Airbus Reassures Airlines on A380
By Aaron Karp, ATW online | Jun. 19, 2006
Airbus and parent EADS responded to increasing criticism over A380 program delays announced last week, with the focus intensifying on EADS Co-CEO Noel Forgeard's sale of ?2.5 million ($3.2 million) in stock options three months prior to EADS' stock sinking 26% on June 14 on news of the next-generation aircraft program's setback.Forgeard, who served as Airbus CEO until last year, told Europe 1 radio that he first learned of potential new problems with the A380 program in April and claimed the stock sale was "an unfortunate coincidence."
Meanwhile, Airbus officials reassured airlines that the A380 still will be a success even as EADS said it was launching an internal investigation into the program's delays. Airbus COO and Chief Commercial Officer John Leahy told reporters last week at the company's technical press briefing in Toulouse that the A380 remains "on track" for certification later this year and that there are "no design issues" that should concern airline customers, adding that the 6-7 month delay in deliveries resulted strictly from backups in installing wiring (ATWOnline, June 14). He conceded it is "embarrassing that we have a bottleneck in wiring" but insisted the problem is not comparable to having issues with major components such as wings or with the design of the fuselage itself.
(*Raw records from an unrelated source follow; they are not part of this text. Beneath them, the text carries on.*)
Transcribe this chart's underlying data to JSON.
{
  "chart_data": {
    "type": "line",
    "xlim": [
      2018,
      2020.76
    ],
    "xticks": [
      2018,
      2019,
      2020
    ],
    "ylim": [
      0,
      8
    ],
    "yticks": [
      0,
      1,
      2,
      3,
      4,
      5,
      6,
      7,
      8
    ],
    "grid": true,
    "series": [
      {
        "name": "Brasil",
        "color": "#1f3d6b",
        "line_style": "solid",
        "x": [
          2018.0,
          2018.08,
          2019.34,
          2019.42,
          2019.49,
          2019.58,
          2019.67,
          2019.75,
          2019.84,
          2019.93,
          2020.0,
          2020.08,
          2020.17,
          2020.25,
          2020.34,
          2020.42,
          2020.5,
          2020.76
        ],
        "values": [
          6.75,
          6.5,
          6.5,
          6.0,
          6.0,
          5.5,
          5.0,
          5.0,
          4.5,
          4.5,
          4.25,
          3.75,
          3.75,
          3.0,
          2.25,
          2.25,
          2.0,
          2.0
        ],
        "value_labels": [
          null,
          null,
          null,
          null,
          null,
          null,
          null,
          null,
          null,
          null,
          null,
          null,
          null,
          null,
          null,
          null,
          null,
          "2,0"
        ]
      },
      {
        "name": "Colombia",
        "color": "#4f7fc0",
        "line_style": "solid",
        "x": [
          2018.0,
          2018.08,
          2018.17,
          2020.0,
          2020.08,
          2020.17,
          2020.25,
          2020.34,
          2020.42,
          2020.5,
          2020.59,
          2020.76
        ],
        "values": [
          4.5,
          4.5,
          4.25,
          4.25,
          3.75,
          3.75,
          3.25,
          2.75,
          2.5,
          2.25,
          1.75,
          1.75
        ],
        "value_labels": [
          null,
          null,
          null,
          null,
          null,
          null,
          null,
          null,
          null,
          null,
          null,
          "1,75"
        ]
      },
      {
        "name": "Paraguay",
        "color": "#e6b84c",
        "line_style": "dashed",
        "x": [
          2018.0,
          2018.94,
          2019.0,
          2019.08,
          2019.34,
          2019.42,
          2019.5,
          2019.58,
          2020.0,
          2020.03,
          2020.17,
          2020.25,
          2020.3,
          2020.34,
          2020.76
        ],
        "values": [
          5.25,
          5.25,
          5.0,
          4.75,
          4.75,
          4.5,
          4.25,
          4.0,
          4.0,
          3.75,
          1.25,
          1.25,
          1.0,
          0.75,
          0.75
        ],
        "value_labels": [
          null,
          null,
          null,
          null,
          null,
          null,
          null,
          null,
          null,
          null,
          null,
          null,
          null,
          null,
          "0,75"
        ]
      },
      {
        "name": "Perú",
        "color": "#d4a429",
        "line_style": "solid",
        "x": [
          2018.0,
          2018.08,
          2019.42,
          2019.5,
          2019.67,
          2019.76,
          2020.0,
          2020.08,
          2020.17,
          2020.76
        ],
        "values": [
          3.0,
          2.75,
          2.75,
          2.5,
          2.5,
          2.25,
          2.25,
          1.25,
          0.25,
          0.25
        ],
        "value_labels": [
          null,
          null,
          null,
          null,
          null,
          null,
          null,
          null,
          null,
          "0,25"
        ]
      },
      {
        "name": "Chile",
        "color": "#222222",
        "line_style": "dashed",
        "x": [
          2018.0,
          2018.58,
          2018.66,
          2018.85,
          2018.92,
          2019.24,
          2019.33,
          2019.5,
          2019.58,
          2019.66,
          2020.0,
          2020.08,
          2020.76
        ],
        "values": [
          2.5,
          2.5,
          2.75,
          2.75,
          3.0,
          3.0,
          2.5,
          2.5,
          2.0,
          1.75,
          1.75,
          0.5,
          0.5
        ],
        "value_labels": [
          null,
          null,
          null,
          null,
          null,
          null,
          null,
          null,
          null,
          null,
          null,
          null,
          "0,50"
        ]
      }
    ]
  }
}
"The aircraft is very sound," Airbus President and CEO Gustav Humbert said last week. "In fact, we have all the reason to be very proud with our A380, and all airline pilots who have already flown the aircraft share our enthusiasm...So we are not concerned about the development aspect at all. It is clearly on the industrial side that we have a shortcoming."
But that shortcoming has sent shockwaves throughout the airline industry and stock markets and is expected to set EADS operating earnings back by ?500 million annually over the next four years. Humbert said airline executives he spoke with were unhappy "to say the least" but remain "keen to put [the A380] into service."
"I am fully aware of what this means to our customers," he added. "As an industrial man, I don't want to hide behind the fact that new, massively complicated projects of such scale all too often run into difficulties and that hardly any new aircraft was ever delivered when originally expected." Recovering from the setback is Airbus's "top, top priority," he said.